The Mistral AI researchers evaluated their model, Mixtral 8x7B, on many different datasets and language tasks. They compared it with Mistral 7B, which is a Mixtral model that has regular feedforward layers instead of MoE layers, as well as against LLaMA 2 models of various sizes (7B, 13B, and 70B). In the figure below, active parameters refers to the number of parameters used during inference. For the Mixtral model, this is approximately 2 times 7B (since each MoE layer only uses two experts). For all the other models, it’s just the number of parameters.
We can see two very clear trends across each of these tasks:
Mistral 7B, the non-MoE LLM, is already quite a bit better than the same-sized version of LLaMA 2, and:
Aside from the comprehension task, Mixtral 8x7B either matches or outperforms LLaMA 2 70B on every task!

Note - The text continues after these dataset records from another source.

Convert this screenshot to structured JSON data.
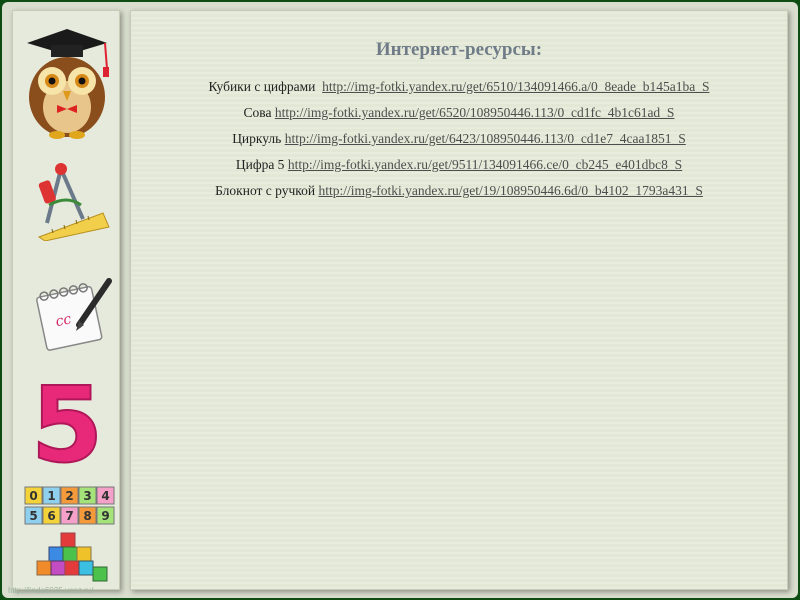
{
  "page": {
    "title": "Интернет-ресурсы:",
    "footer_url": "http://linda6035.ucoz.ru/"
  },
  "resources": [
    {
      "label": "Кубики с цифрами",
      "url": "http://img-fotki.yandex.ru/get/6510/134091466.a/0_8eade_b145a1ba_S"
    },
    {
      "label": "Сова",
      "url": "http://img-fotki.yandex.ru/get/6520/108950446.113/0_cd1fc_4b1c61ad_S"
    },
    {
      "label": "Циркуль",
      "url": "http://img-fotki.yandex.ru/get/6423/108950446.113/0_cd1e7_4caa1851_S"
    },
    {
      "label": "Цифра 5",
      "url": "http://img-fotki.yandex.ru/get/9511/134091466.ce/0_cb245_e401dbc8_S"
    },
    {
      "label": "Блокнот с ручкой",
      "url": "http://img-fotki.yandex.ru/get/19/108950446.6d/0_b4102_1793a431_S"
    }
  ],
  "sidebar": {
    "digit_five": "5",
    "cube_digits_top": [
      "0",
      "1",
      "2",
      "3",
      "4"
    ],
    "cube_digits_bottom": [
      "5",
      "6",
      "7",
      "8",
      "9"
    ],
    "notepad_text": "сс"
  },
  "icons": [
    "owl-icon",
    "compass-ruler-icon",
    "notepad-pen-icon",
    "number-five-icon",
    "number-cubes-icon"
  ],
  "colors": {
    "background": "#0d4d12",
    "panel": "#e3e8d6",
    "title": "#6f7c88",
    "digit_five": "#e8297a"
  }
}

Now, you might be thinking, “These experts — what are they experts in?” Good question — the Mistral AI researchers wondered that, too. They analyzed which experts were selected in different kinds of text and at various depths in the LLM, i.e., the first, middle, and last MoE layers, which are layers 0, 15, and 31 respectively. The initial layer seems to be more evenly distributed (used equally on all tokens) than the middle and final layers. You might expect the first layer to be more evenly used since deeper layers tend to be more specialized. Surprisingly, though, there doesn’t seem to be any obvious correlation between which expert is selected and what kind of text the model is processing. The only exception — and it’s a bit of a stretch — is that mathematical text seems to slightly favor some of the experts in the middle and final layer (notice the taller/shorter yellow bars in layers 15 and 31 below). But the researchers think this could be explained by the dataset’s synthetic nature and its limited coverage of the natural language spectrum.
Looking more closely, though, the researchers think that the router’s expert-selections seem to be more correlated with syntax than with topic. You can see this in the figure below, where the color of the highlighted token indicates the top-selected expert in the specific layer. (The top example is actually Python code for how to program an MoE layer! It’s surprisingly simple, right?)
When I first read this paper, it reminded me of our brains’ specialized regions for particular tasks: one part for processing information from our eyes, another for processing information from our ears, and so on. This made me think, “Aha! So we can make LLMs more efficient by making them more like our brains.” However, the analysis above, which concludes that the experts focus more on syntax than subject, seems to contradict this idea. The paper omits training notes for Mixtral 8x7B, but I wonder what a sophisticated training approach could achieve if it were to selectively use particular experts chosen based on the semantics of the input, rather than based on the syntax. Maybe it’ll be worse, maybe it’ll be better. What do you think?